Yue joined him quietly, sipping her own tea.
"They're learning," she admitted. "Not efficiently, but… creatively."
"That's the idea," he said. "We don't need perfect clerks. We need people who remember why they file things in the first place."
Yue raised an eyebrow. "And that is?"
He looked out at the glowing interns—some divine, some mortal-born, some something in between. "To make sure no one ever gets erased for being different."
For a moment, silence filled the room—not the bureaucratic kind, but the good kind. The kind that meant something had changed.
Then Dreivery Bao burst through the wall again, carrying a delivery crate shaped like a coffin. "Urgent parcel for Supervisor Ne Job! Marked 'Audit Reversal Protocol – Restricted.'"
Ne Job blinked. "That sounds bad."
Yue sighed. "That is bad."
Bao hovered nervously. "It came with a note. Says, 'From Lord Xian. Do not open unless you're ready to meet what's left of Heaven.'"
The entire room went silent. Even the paperwork stopped fluttering.
Ne Job and Yue exchanged a long look.
Finally, Ne Job sighed, cracking his knuckles. "Orientation's officially over."
Yue straightened, voice calm but grim. "Then class is dismissed."
The interns scattered. Bao floated backward nervously.
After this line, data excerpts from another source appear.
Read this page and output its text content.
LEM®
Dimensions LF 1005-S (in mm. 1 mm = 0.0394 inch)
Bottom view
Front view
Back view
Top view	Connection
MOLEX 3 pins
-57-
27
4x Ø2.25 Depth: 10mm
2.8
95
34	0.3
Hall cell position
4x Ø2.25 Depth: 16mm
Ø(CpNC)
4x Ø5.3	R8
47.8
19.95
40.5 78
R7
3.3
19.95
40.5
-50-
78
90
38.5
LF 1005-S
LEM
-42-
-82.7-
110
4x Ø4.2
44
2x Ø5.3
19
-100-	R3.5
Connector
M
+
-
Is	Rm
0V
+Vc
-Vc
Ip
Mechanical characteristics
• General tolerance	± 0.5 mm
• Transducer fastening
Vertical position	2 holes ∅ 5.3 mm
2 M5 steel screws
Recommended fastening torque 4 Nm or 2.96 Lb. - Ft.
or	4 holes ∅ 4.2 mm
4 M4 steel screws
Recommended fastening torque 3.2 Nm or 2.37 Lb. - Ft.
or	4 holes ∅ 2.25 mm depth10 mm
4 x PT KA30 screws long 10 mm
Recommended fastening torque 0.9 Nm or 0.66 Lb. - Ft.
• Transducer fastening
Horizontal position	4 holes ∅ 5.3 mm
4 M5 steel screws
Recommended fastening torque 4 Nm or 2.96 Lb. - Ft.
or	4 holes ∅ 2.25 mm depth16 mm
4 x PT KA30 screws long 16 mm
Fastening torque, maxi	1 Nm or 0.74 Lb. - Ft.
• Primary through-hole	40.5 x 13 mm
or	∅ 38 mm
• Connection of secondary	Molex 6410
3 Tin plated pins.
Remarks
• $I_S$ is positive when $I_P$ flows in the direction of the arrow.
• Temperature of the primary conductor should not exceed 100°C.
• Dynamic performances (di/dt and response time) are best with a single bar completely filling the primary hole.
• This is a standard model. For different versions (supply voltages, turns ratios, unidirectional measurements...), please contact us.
Ne Job picked up the crate, feeling the faint hum of divine code pulsing inside it. The Chaos Spark in his chest reacted immediately, burning brighter.
"Whatever's in here," he murmured, "it's tied to the old Heaven."
Yue nodded. "And Lord Xian wouldn't send it unless he wanted us to finish what we started."
He smiled faintly. "Guess it's time for extra credit."
The crate cracked open—light spilling out, forming the faint silhouette of something ancient and half-erased.
Something that still remembered the first Bureau.
End of Chapter 133 — "Orientation Day."